Petro is Backed by Venezuela’s Massive Oil Reserve
The Petro cryptocurrency is said to be backed by Oil and gold. This makes perfect sense since Venezuela is said to have the largest proven oil reserve on earth. Turning to the oil reserves as a form of savior for its dilapidated economy would be considered a wise action by the government. However since the announcement of the Petro coin, apart from the backlash, the government has received from industry experts, the economy of the country has worsened.
This bad economy has led to many people being homeless and unable to afford food. It has also led to an increase in crime rate. The current crime rate has been reported as the highest ever recorded in the country.

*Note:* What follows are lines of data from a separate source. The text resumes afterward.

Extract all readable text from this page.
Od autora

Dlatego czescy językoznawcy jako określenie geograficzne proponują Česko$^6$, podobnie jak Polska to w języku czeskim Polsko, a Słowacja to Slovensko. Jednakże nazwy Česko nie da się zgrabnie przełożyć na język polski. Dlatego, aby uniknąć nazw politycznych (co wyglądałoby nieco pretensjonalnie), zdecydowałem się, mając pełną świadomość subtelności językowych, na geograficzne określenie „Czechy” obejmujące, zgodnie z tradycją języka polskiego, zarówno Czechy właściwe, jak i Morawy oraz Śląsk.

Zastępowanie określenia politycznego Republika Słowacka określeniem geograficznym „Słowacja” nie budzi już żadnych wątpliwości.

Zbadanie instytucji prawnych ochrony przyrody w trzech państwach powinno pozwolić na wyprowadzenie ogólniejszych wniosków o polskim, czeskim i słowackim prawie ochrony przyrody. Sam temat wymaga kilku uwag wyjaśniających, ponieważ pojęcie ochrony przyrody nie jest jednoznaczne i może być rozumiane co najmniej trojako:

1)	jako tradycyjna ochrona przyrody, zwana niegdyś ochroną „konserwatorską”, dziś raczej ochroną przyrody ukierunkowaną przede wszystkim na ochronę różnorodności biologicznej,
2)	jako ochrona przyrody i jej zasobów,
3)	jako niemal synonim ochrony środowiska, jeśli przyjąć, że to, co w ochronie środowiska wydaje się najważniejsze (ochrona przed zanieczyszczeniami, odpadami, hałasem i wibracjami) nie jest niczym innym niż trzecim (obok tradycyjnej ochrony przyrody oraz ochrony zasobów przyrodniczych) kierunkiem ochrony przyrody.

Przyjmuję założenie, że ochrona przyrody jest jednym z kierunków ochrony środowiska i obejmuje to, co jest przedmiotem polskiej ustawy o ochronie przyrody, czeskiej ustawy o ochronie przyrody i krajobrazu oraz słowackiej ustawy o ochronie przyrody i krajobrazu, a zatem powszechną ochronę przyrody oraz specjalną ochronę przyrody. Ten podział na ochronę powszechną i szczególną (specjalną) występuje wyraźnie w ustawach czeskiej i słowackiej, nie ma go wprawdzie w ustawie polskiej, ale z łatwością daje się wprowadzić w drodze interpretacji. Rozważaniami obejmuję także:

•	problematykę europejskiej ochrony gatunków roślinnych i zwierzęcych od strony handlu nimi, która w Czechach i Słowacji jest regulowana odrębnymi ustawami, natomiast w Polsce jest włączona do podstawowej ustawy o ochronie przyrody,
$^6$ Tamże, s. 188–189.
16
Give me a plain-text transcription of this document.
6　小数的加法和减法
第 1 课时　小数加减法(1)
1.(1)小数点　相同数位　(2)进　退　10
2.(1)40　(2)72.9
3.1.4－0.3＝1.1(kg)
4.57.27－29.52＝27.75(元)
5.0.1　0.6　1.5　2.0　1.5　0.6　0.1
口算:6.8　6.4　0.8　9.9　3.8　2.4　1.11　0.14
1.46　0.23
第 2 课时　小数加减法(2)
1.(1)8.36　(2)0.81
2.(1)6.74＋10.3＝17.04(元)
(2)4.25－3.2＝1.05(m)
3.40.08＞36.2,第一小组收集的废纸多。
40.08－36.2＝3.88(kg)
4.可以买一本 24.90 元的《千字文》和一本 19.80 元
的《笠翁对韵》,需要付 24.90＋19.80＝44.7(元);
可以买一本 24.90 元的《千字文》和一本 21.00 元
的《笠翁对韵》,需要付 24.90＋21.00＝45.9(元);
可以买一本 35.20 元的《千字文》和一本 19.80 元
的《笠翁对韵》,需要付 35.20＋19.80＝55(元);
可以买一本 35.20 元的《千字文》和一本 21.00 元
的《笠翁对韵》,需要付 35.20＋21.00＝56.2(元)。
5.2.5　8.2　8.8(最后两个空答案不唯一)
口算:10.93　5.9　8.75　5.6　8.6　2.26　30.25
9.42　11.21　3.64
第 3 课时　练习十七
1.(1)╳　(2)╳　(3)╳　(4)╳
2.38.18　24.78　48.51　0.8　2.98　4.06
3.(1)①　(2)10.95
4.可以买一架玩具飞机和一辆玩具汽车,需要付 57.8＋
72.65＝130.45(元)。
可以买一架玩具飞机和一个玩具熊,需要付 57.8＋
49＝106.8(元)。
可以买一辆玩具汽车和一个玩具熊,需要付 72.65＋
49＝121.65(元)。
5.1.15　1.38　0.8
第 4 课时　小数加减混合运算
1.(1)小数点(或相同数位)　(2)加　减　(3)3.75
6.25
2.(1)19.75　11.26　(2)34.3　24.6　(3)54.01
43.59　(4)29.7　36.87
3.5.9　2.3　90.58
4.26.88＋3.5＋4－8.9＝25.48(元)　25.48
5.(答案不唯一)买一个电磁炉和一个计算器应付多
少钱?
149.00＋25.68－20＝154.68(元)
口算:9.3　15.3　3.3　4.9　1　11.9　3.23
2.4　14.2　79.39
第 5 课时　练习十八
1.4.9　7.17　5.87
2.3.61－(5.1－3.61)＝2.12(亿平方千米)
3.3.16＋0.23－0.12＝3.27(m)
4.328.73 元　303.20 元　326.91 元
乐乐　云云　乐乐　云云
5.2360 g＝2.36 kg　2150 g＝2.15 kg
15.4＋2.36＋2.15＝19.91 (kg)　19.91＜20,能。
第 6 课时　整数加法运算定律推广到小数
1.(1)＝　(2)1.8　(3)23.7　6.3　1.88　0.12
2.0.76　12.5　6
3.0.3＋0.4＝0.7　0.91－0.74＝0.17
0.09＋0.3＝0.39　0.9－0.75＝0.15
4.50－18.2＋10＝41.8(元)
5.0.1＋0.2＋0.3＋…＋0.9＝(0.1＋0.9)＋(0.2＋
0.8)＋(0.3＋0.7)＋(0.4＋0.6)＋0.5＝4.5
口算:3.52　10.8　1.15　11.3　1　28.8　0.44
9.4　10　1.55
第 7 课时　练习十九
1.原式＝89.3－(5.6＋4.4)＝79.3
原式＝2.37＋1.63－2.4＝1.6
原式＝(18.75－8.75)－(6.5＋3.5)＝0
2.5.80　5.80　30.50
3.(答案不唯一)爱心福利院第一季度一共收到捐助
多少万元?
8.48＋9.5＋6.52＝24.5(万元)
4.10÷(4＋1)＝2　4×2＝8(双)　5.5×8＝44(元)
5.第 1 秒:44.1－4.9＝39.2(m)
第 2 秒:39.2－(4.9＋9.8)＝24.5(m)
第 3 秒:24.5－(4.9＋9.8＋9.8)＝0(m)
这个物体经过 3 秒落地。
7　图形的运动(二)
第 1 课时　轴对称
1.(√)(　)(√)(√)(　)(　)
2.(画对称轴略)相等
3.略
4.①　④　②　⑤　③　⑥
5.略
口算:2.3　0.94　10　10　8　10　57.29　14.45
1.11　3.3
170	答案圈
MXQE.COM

In a statement made by the UN Human Rights Commission’s latest session, commissioner Filippo Grandi, it was stated that:
“Some 5,000 people are now leaving Venezuela daily – the largest population movement in Latin America’s recent history.”
Government Doing all it can to Stop Massive Migration
With so many people leaving the country in search of a greener pasture. The need for a passport becomes necessary.
In bids to curb the excessive migration the country is experiencing, the president made an announcement that:
“starting next month, Venezuelan citizens who want passports will be required to purchase them using the nation’s elusive virtual currency, the Petro. Passports will cost two Petro, the equivalent of 7,200 sovereign bolivars.”
It is important to take into consideration that the minimum wage of the country stands at 1,800 bolivars per month. It has also been reported that officials are requesting for bribe up to about $1000 before issuing these passports.